Anti-terrorism law may hamper NGOs

Published April 1, 2002

NGO executives say Canada’s anti-terrorism law threatens their support of demonstrations such as this one against racism.

Christian and secular non-governmental organizations (NGOs) involved in advocacy work in Canada and overseas say vital programs are in danger because of new anti-terrorism laws passed by Parliament last December.

They also say the new legislation, introduced as Bill C-36, threatens freedom of expression as guaranteed in the Charter of Rights and Freedoms.

Bill C-36 was introduced in October in response to terrorist attacks against the United States and to implement international conventions on terrorism.

The bill was also accompanied by a shift in control in Ottawa, which also concerns NGOs. “Now the regulatory people at Canada Customs and Revenue are in control, not the Canadian International Development Agency (CIDA),” said Andrew Ignatieff, executive director of the Primate’s World Relief and Development Fund (PWRDF.)

“It used to be that (NGO) involvement in public policy debate was seen as a positive contribution,” Mr. Ignatieff added. “But to functionaries within Canada Customs, it’s not seen as so positive.”

Charitable law says that charitable organizations can use 10 per cent of their resources for political/advocacy activities, but now new definitions in the bill have been applied to those activities, making their correct interpretation difficult. Government officials could not be reached for comment.

“For example, PWRDF was involved very successfully in the Canadian Ecumenical Jubilee Initiative,” Mr. Ignatieff said. Every year for three years there were public activities, meetings with government officials, letter-writing campaigns and research.

“Paul Martin, minister of finance, acknowledged that he was deeply affected by the research done by faith communities and was very struck by the huge public response to the Third World debt campaign,” Mr. Ignatieff added.

Now, according to C-36, one to one meetings with the minister and presentations to parliamentary committees are permitted but letter-writing campaigns are no longer allowed because they are deemed “political activity.”
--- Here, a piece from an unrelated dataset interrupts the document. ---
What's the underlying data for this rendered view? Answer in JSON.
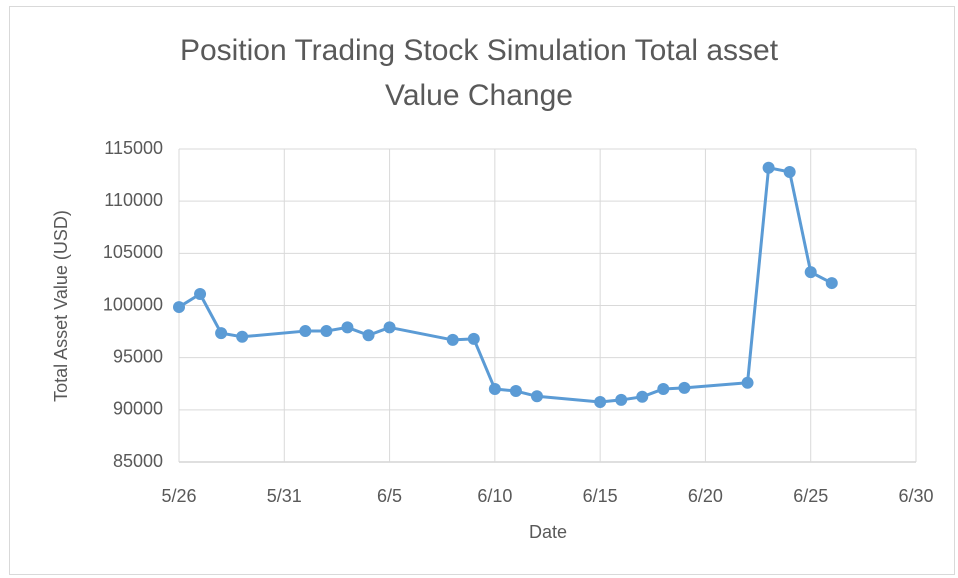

NGOs are considering a charter challenge to C-36, Mr. Ignatieff said.

In the meantime, the NGOs are studying the new legislation, which has very broad definitions for “terrorist activities,” and trying not to succumb to “charity chill” – censoring their own activities or putting their overseas staff at risk.
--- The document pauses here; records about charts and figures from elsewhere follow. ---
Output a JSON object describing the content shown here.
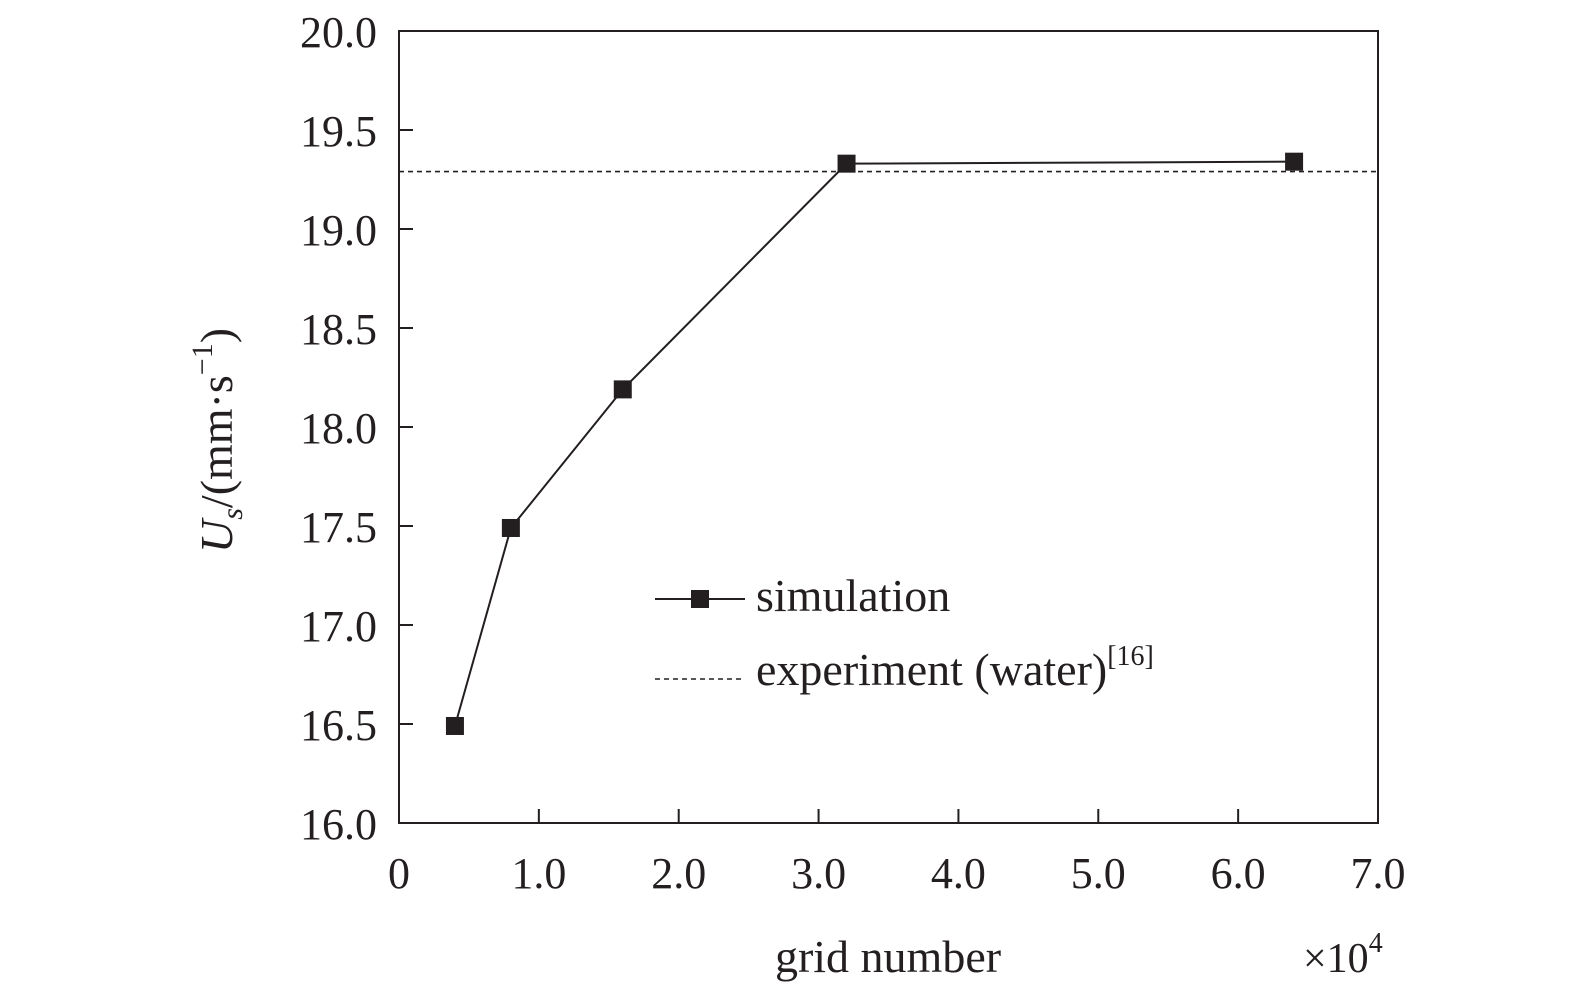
{
  "chart_data": {
    "type": "line",
    "xlabel": "grid number",
    "x_multiplier": "×10",
    "x_multiplier_exp": "4",
    "ylabel_main": "U",
    "ylabel_sub": "s",
    "ylabel_unit": "/(mm·s",
    "ylabel_unit_exp": "−1",
    "ylabel_close": ")",
    "xlim": [
      0,
      7.0
    ],
    "ylim": [
      16.0,
      20.0
    ],
    "xticks": [
      0,
      1.0,
      2.0,
      3.0,
      4.0,
      5.0,
      6.0,
      7.0
    ],
    "xtick_labels": [
      "0",
      "1.0",
      "2.0",
      "3.0",
      "4.0",
      "5.0",
      "6.0",
      "7.0"
    ],
    "yticks": [
      16.0,
      16.5,
      17.0,
      17.5,
      18.0,
      18.5,
      19.0,
      19.5,
      20.0
    ],
    "ytick_labels": [
      "16.0",
      "16.5",
      "17.0",
      "17.5",
      "18.0",
      "18.5",
      "19.0",
      "19.5",
      "20.0"
    ],
    "grid": false,
    "legend_position": "center-right",
    "series": [
      {
        "name": "simulation",
        "style": "solid-square-markers",
        "x": [
          0.4,
          0.8,
          1.6,
          3.2,
          6.4
        ],
        "y": [
          16.49,
          17.49,
          18.19,
          19.33,
          19.34
        ]
      }
    ],
    "reference_line": {
      "name": "experiment (water)",
      "name_superscript": "[16]",
      "style": "dashed",
      "y": 19.29
    },
    "colors": {
      "ink": "#231f20",
      "background": "#ffffff"
    }
  }
}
“According to the new legislation, you can be defined by CSIS as a terrorist organization and testimony can be received from unidentified parties (including other governments) saying you are associating with terrorist groups,” Mr. Ignatieff said. This could be devastating for an NGO, because it would lose its charitable status.

NGOs are also concerned about the undue haste with which the bill was passed. “They railroaded it through the House,” said Kathy Van der Grift, senior analyst, advocacy and public policy analyst for World Vision Canada in an interview. “I don’t think the Canadian public was fully aware of the implications of this legislation.”

She added that the new law could have the opposite effect of that intended. “For example, people may not do things any more that they should be doing to fight terrorism.” She cited the NGO practice of helping children in places such as Palestine, Lebanon, and south Sudan where rebel groups recruit children into militias. Humanitarian groups intervene by educating children about their rights and also help them stay in school.

“This bill now makes that kind of involvement risky,” Ms. Van der Grift said.

While emphasizing that World Vision and the NGOs will not flout the law, “we will not just take it,” Ms. Van der Grift said. “We are not giving up. We want clarification (of how the new bill will be interpreted by the government.”

“It’s very antidemocratic and flies in the face of a very solid tradition and something expressed in the Charter of Rights and Freedoms,” Mr. Ignatieff added.

Both Mr. Ignatieff and Ms. Van der Grift said the government is in a different frame of mind since the terrorist attacks of Sept. 11.

“The trouble is that the federal government is in a very forceful and controlling frame of mind and the public is very accepting of that given Sept. 11 and the difficult economic and social times we are living through,” said Mr. Ignatieff.